There are some tonal issues; it’s fair comment to question them. In regards to the judge, the movie seems to be making the comical point that here was a rapscallion ladies’ man sitting in judgment of a randy European. But the issue is the abuse of an under-age girl; in that context, doesn’t the comparison verge on the offensive?

The judge’s qualifications are certainly more relevant than the rather benign details of his personal life; that they are also so interesting makes it even more suspicious that the filmmaker didn’t include them in the film. He goes from high school to the NYU law school at 15, and then goes to Harvard because he’s too young to take a bar exam and it doesn’t make it into your film?

In other words, the director, Marina Zenovich elided the most positive thing about the judge’s life and the most prejudicial thing about Polanski’s.

She is welcome to be on Polanski’s side but there’s a point beyond which a documentary maker can be said to be being dishonest. I think she passed it.

The rest of what you’re talking about, again, has more to do with my thinking that the  coverage of the movie didn’t give the full story. It’s not that one sex act is worse than another when the victim is a girl; but it is interesting how, in this supposedly vulgar age, we never seemed to hear what happened. The image of the debonair intellectual shifts radically; that’s why it needs to be mentioned. It’s hiding the facts from readers.

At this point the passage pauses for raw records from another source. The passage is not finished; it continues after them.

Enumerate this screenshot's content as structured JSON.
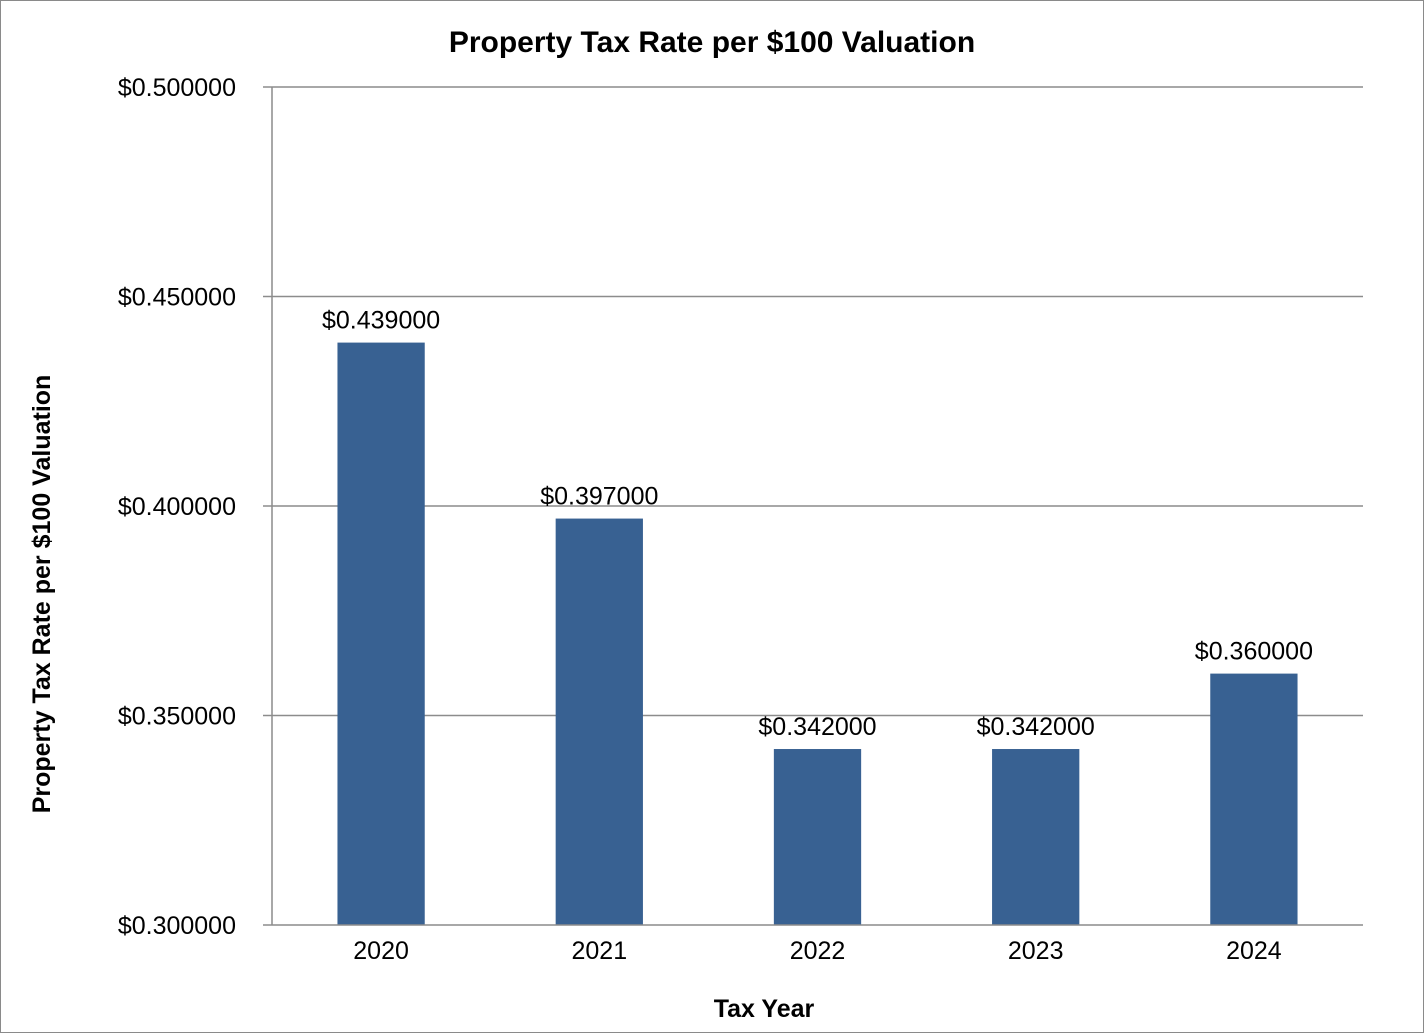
{
  "chart_data": {
    "type": "bar",
    "title": "Property Tax Rate per $100 Valuation",
    "xlabel": "Tax Year",
    "ylabel": "Property Tax Rate per $100 Valuation",
    "categories": [
      "2020",
      "2021",
      "2022",
      "2023",
      "2024"
    ],
    "values": [
      0.439,
      0.397,
      0.342,
      0.342,
      0.36
    ],
    "value_labels": [
      "$0.439000",
      "$0.397000",
      "$0.342000",
      "$0.342000",
      "$0.360000"
    ],
    "ylim": [
      0.3,
      0.5
    ],
    "yticks": [
      0.3,
      0.35,
      0.4,
      0.45,
      0.5
    ],
    "ytick_labels": [
      "$0.300000",
      "$0.350000",
      "$0.400000",
      "$0.450000",
      "$0.500000"
    ],
    "grid": true,
    "legend": "none",
    "bar_color": "#386192",
    "grid_color": "#8c8c8c"
  }
}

That was the subject of my first post, The Ick Factor. People like Polanksi and R. Kelly end up getting, perversely, a pass because folks just don’t want to think or talk about the facts of their cases.


1 Comment so far

  1. John Cooper July 18th, 2008 8:20 am

    Bill, thanks for the considered response. You’re right that my response was triggered by the moral outrage I detected in your posts. I’ll grant that your outrage was directed at the film rather than at the film’s subject.

    But is the film journalism? It sounds to me that the Polanski movie overtly advocates a defense take on the case, rather than the even objectivity that’s the modern journalistic standard, at least in the US. The filmmakers seem to have said to themselves, “Here’s a case that’s been tried as much in the court of public opinion as in the judiciary system, but there has been no defense case made in that court. Let’s make it.” If so, then maybe their movie should be judged by that standard.

    In regard to the judge’s early life, it seems no more relevant than Polanski’s terrifying history as an orphaned refugee survivor of the Nazi genocide, then a widower at the hands of the Manson family. Polanski’s background is no secret, but neither has it generally been trotted out to excuse his behavior. Maybe the film does do this–as I mentioned in my first reply, I regret that haven’t yet had the opportunity to see it–and if so, yes, fairness would dictate that the judge’s background should also be mentioned. But I find it hard to fault the filmmakers for leaving it out, because I don’t know that they should be required to be scrupulously fair unless they represent themselves as independent, unbiased investigators of the case. I disagree that a bias that includes a selective presentation of the facts is dishonest. If that were true, every legal defense, every prosecution, and every history lecture given in school would be dishonest.

    Were Polanski and Kelly given a pass because people don’t know how icky their actions were? I’ll turn that around and ask whether they should be judged and convicted based on ickiness. You are right that the disgust factor has largely limited the way that these cases have been written about. But I’ll add that another, more reasoned factor is that it is far from clear that details that are guaranteed to trigger strong emotions should be introduced into a case when the relevance of the details is not central. The central details of these cases involve issues of underage sex and abuse of power, not of the particular sexual acts. I think it’s to the credit of our supposedly vulgar age that in the court of public opinion, these acts haven’t been seized upon as falsely central to their cases. If they had been, I’ve no doubt that the defendants would have been convicted on the basis of the “Ick Factor” alone.